Now before I rant overly much about the hard-slog-reading-that-is-the-first-two-thirds-of-this-book I would like to conduct a bit of a thought experiment that I learned whilst reading Daniel Kahneman’s book ‘Thinking Fast and Slow’. I think (hope?) Salman Rushdie would approve. The true experiment isn’t exactly possible, but hopefully you’ll get the idea. I am going to describe this book in 6 words. First, three positive words. Then, three negative words. Then I’ll do it the other way ’round. Using the same six words. Bear with.

Positive: magical, intelligent, organic
Negative: dense, meandering, self-important

Now, think for a second about what impression this leads you with. Now try to forget the words.

Ok.

Negative: dense, meandering, self-important
Positive: magical, intelligent, organic

Think again about what impression this description leaves you with.

In his book, Kahneman is using a similar experiment show how humans are effected by first impressions. It is meant to do a great deal more than describe novels, but hopefully I can use the device to demonstrate how I feel about this book, resulting in a confusing mix of ambiguity and frustration. Which, to be fair, is probably what Rushdie was going for.

In the positive-first scenario I go away thinking that Midnight’s Children is a book of magical realism, a splendidly original and creative piece of fiction that brilliantly characterizes the birth and trials of India as a nation, that happens to be a bit self-indulgent and long-winded. And, upon reading this description, I don’t disagree. The way in which Rushdie manages to tie the life of Saleem (the protagonist) inextricably from that of his country – from the moment of his birth through his first 31 years – is intellectually fascinating.  And worthy of a place in the top 100 books of the 20th century.  (It come’s 90th)

In the negative-first scenario I get the impression that a windy-but-intelligent author has a good idea, but it. He’s intentionally perverse. And a bit mad. My gosh does he use a lot of ellipses … It does … I think … get to be a bit much. And I know I am occasionally one to get carried away with punctuation and capitalization. And why the need to recap so often through the book? And isn’t the part in the jungle just a bit much? And it astounds me how a book can manage to be Both meandering AND dense. That is a literary feat fit only for as much sarcasm as I can muster. And, as I pause to re-read this description I also agree with myself. I didn’t like the book.  There are lots of others that I think I would give awards and plaudits to, instead.

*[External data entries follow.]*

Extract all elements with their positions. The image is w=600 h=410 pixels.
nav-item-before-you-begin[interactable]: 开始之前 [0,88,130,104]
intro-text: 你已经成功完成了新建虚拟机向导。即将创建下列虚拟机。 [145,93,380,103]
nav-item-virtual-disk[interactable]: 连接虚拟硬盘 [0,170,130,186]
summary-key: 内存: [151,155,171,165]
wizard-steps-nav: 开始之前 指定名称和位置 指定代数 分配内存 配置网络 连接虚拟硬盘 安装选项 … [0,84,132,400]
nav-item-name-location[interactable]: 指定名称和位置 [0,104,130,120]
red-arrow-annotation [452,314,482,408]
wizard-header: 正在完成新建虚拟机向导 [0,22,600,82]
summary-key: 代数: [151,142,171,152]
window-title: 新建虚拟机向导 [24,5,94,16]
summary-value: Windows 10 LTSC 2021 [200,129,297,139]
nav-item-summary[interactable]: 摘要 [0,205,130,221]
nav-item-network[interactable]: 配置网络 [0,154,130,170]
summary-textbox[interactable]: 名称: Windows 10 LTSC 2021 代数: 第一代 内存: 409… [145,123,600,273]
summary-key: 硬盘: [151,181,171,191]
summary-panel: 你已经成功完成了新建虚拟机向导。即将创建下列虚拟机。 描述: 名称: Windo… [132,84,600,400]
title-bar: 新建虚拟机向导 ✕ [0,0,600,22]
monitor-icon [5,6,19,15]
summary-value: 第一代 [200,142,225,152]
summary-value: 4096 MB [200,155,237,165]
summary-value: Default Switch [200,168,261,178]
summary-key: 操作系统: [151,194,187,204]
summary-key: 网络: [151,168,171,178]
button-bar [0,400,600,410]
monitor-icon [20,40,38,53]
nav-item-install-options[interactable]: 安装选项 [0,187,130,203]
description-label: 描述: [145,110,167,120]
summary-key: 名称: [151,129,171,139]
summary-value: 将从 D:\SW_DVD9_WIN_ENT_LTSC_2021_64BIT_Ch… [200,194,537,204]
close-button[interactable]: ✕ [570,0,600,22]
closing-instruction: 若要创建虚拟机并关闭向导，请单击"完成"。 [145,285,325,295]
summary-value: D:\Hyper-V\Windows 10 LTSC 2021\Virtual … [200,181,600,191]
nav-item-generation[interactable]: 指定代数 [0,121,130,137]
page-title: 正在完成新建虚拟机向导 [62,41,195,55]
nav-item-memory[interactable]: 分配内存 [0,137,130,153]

I both liked and didn’t like this book. My ratings err on the ‘didn’t like’ side as a word of caution. It took me nearly three weeks (including two inter-continental flights!) to read this book. It would normally take me days. But I do feel good for (finally!!) having read it.

The front cover of my copy has a quote by the Sunday Times that describes Midnight’s Children as ‘vital’. Whilst my personal taste would disagree with the connotation of necessity, I very much agree with the idea of this book having vitality. (If you can make it through the first quarter of the book – during which the main character and narrator hasn’t even told of his own birth.) There is humanity in this book. And it is an utterly original idea.

Finally, this book features on both the Modern Library and Man Booker prize lists.  Which means, it was recognized in its day and retrospectively – which is impressive.  And I can understand that it is of historical significance, and for the ‘positive scenario’ described above. I can understand, but not personally Agree with it purely because I found it to be quite so unreadable. It’s a book I am proud to have read, but wouldn’t particularly advise you to read!